Oil and gas has been a lagging adopter in the digital realm. Digital adoption reduces the long and complex planning cycles inherent in the energy industry, and using AI-supported analyses drives performance, improving decision making.
One of the foremost priorities for the energy sector is to reduce Scope 1 greenhouse gas (GHG) emissions—those produced as a direct consequence of exploration and production activities. Fortunately, there are several ways in which this can be accomplished with relative ease.
The largest single source of those Scope 1 emissions in the oil and gas sector is methane gas, which is 80 times more potent over a 20-year time frame than carbon dioxide (CO2) and the second largest contributor to global warming overall. Curtailing methane is highly actionable, as most of the gas is released from so-called “super emitting” facilities.
With sensitive and frequent monitoring of these installations via a range of innovative, digital solutions—from satellites to lasers to drones—methane can be detected, and leaks mitigated. Given the short atmospheric lifetime of methane, rigorous control measures like these could eliminate the energy industry’s primary GHG output from the atmosphere inside a generation.

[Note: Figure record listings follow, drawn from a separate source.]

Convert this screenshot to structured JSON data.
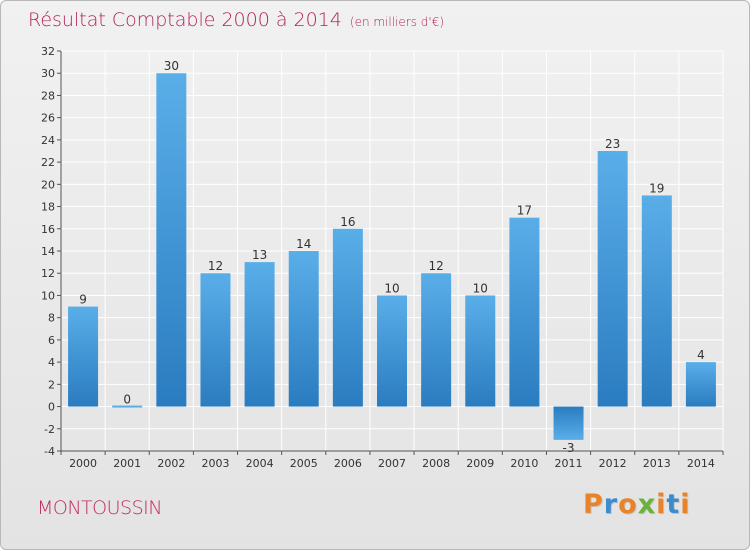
{
  "header": {
    "title": "Résultat Comptable 2000 à 2014",
    "subtitle": "(en milliers d'€)"
  },
  "footer": {
    "commune": "MONTOUSSIN",
    "brand": [
      "P",
      "r",
      "o",
      "x",
      "i",
      "t",
      "i"
    ]
  },
  "colors": {
    "title": "#b0245b",
    "bar_top": "#5aaee8",
    "bar_bottom": "#2a7cc0",
    "brand": [
      "#e8832a",
      "#3a8bd0",
      "#e8832a",
      "#6ab23c",
      "#e8832a",
      "#3a8bd0",
      "#e8832a"
    ]
  },
  "chart_data": {
    "type": "bar",
    "categories": [
      "2000",
      "2001",
      "2002",
      "2003",
      "2004",
      "2005",
      "2006",
      "2007",
      "2008",
      "2009",
      "2010",
      "2011",
      "2012",
      "2013",
      "2014"
    ],
    "values": [
      9,
      0,
      30,
      12,
      13,
      14,
      16,
      10,
      12,
      10,
      17,
      -3,
      23,
      19,
      4
    ],
    "ylim": [
      -4,
      32
    ],
    "yticks": [
      -4,
      -2,
      0,
      2,
      4,
      6,
      8,
      10,
      12,
      14,
      16,
      18,
      20,
      22,
      24,
      26,
      28,
      30,
      32
    ],
    "grid": true,
    "legend": "none"
  }
}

Digital solutions are also helping to characterize and control carbon released in the Scope 1 emissions bracket. Enabling a real-time understanding of equipment performance and usage, companies can measure, plan, and act to efficiently limit and remove waste gases.
Another way the industry can minimize emissions is by removing hydrocarbon use from production activities. Currently, around 5% of daily offshore oil production is used to power platforms, equating to 16 terawatt-hours per year and 200 million metric tons of CO2 per annum. Leveraging wind and solar resources for offshore electrification of facilities—as we see in Equinor’s Hywind Tampen project, and the Innovation and Targeted Oil & Gas process in offshore Scotland—will be a game changer for the wider industry.
While there are relatively straightforward fixes to some sources of emissions, others present an altogether more difficult proposition. Scope 3 emissions, for example, are defined as GHGs that are not produced directly by companies or the assets owned or controlled by them, but that are emitted upstream and downstream throughout an organization's value chain. This encompasses activities from the end use of sold products to employees commuting and can represent 65–95% of a company’s carbon footprint.
The potential scale of the web of emissions radiating out from companies is one issue—measuring them is another. Traceability of emitting sources both up and down the value chain would be a complex task to fulfill for small-to-mid-sized companies with compact supply chains, but the onus is magnified manyfold for larger corporations with globe-spanning footprints. Organizations of all sizes are therefore faced with the seemingly insurmountable task of accounting for the footprint of every one of their potentially thousands of suppliers (and their products) should they wish to address these complex emissions sources.
Once the sources of emissions have been identified and measured, the next requirement is to analyze and audit the enormous volume of Scope 3 data flowing into companies. This entrains notable challenges for data handling—in terms of storage and processing—as well as the dissemination of corroborated metrics to third parties like shareholders and regulators.
Digital tech is at the center of how companies look to automate data collection, founded on accurate calculation and reporting of organizational, asset, and product-based emissions with transparency and credibility.